Midterms: Raphael Warnock, Joe Biden’s hope to save the Senate

Midterms Raphael Warnock Joe Bidens hope to save the Senate

In the country which displays in its motto its total confidence in God, it is logically towards one of his most faithful servants that all democratic hopes are turned. In the November 8 midterm elections, incumbent Georgia senator Baptist pastor Raphael Warnock stood up to Republican candidate Herschel Walker, backed by Donald Trump.

Neither has reached the 50% majority needed to clinch a first-round victory. Warnock got 49.4%, against 48.5% for Warner, according to still partial results. Thus, a decisive second round for the future of the Senate will be played on December 6th. Because Georgia is what is called a “swing state”, a state capable of leaning, on its own, the senate on the red side or the blue side. Beaten in the House of Representatives, Joe Biden therefore hopes for his salvation in the victory of Warnock.

It must be said that Raphael Warnock has everything from a lucky star to the current president. In January 2021, his victory had already swung the Senate to the Democratic side, and it is therefore the same task entrusted to him this year. By the way, the 53-year-old man last year became the first African-American Democrat to represent a former Confederate state in the Senate. A spiritual disciple of Martin Luther King, Warnock took the political leap to defend his progressive ideas, undermined by conservatives: right to abortion and same-sex marriage, opposition to the free circulation of firearms, hostility to punishment of death… He therefore represents a heresy for the Republicans, who nevertheless cannot, as in the past, attack him on his skin color, since his opponent Herschel Walker is also black…

In 2013, he was chosen by Obama to pronounce the public blessing

Eleventh child, out of twelve, from a family of pastors, Raphael Warnock grew up in the city of Savannah, Georgia, before going to study at Morehouse University, the one that saw Martin Luther King pass as a student.
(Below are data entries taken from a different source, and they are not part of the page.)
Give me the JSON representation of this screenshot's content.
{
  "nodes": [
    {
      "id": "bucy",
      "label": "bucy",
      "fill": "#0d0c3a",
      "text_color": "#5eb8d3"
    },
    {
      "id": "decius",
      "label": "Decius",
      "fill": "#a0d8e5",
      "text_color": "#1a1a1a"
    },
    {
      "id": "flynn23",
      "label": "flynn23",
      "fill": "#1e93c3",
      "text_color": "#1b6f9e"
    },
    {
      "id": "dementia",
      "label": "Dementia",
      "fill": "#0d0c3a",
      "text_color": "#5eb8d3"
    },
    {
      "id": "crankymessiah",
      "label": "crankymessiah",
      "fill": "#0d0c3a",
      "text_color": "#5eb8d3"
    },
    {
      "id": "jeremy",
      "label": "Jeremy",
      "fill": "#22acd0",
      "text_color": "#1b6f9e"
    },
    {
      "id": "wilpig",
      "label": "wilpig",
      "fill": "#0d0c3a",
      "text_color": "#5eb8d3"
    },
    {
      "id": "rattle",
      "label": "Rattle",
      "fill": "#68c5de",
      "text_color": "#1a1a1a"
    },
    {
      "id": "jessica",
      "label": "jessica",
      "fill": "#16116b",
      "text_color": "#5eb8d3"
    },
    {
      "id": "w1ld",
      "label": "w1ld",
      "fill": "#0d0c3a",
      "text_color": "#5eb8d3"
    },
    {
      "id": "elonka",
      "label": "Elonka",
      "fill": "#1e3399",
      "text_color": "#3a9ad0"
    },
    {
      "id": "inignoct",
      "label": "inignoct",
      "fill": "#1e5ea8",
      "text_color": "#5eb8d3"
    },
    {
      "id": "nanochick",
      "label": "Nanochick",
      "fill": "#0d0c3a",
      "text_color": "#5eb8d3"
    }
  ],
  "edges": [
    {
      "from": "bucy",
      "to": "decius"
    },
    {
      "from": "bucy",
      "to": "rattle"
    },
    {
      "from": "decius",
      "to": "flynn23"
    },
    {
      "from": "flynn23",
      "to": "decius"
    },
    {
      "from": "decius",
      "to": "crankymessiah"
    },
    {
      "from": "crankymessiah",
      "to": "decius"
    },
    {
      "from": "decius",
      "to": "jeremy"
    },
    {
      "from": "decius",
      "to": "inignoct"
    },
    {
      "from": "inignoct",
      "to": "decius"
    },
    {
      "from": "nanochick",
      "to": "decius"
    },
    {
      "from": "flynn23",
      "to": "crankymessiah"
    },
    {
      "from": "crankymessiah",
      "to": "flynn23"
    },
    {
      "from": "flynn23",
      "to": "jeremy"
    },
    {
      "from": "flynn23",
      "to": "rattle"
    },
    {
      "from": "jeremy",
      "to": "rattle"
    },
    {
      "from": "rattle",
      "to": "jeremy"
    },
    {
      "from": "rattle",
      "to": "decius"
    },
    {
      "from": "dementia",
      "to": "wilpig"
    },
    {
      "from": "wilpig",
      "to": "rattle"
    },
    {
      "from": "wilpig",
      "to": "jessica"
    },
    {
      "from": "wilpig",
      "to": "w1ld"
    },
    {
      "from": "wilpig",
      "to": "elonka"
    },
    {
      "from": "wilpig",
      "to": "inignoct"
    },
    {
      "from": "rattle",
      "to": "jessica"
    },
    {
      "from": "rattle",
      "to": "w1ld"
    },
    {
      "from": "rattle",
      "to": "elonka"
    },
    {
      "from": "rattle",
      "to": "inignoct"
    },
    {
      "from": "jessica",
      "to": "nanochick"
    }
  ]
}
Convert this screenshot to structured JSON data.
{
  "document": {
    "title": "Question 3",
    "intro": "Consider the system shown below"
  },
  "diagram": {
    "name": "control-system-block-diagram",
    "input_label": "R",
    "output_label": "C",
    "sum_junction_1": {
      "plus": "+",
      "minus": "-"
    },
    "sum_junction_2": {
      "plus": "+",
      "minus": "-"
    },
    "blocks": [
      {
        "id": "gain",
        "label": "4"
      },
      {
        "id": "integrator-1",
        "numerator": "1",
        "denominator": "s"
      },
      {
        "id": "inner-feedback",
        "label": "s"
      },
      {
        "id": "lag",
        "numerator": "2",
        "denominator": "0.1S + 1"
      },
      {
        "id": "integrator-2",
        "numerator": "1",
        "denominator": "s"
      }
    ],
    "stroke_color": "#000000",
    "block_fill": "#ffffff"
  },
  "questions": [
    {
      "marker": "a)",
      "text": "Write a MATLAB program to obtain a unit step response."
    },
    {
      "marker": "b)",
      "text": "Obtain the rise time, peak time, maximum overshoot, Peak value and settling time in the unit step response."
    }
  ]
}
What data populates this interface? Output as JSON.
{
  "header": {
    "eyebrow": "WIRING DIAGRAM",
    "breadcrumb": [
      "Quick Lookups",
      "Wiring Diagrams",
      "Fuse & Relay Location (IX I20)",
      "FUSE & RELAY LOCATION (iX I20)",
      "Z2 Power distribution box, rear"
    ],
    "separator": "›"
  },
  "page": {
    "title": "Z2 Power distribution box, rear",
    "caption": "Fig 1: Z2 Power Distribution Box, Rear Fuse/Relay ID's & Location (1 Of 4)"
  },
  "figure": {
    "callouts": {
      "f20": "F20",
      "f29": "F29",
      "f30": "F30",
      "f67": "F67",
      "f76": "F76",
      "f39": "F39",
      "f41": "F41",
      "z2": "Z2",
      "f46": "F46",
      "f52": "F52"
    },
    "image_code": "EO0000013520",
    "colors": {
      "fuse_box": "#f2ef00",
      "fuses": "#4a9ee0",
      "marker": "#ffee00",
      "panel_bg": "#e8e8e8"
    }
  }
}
Later, he will become a pastor in the same congregation as the civil rights activist, at the Ebenezer Church in Atlanta, where he still officiates every Sunday. And if he was noticed by the press in 2011 for his opposition to the execution of the African American Troy Davis, condemned without real evidence for having killed a Savannah policeman, it was in 2013 that he was known to the general public. He is indeed chosen by Barack Obama to pronounce the public blessing during the inauguration ceremony of his second term.

A fervent supporter of the first black president of the United States, Warnock went so far as to be arrested by the police for having silently demonstrated in the Capitol of Georgia his support for the implementation of Obamacare in Georgia. It was harder for him to defend, at the end of the year, Joe Biden’s balance sheet, when inflation within the state, at 12%, exceeds that of the national level. But the convictions of the man who organized, in 2019, in his Church, an interfaith meeting on climate change still have many faithful.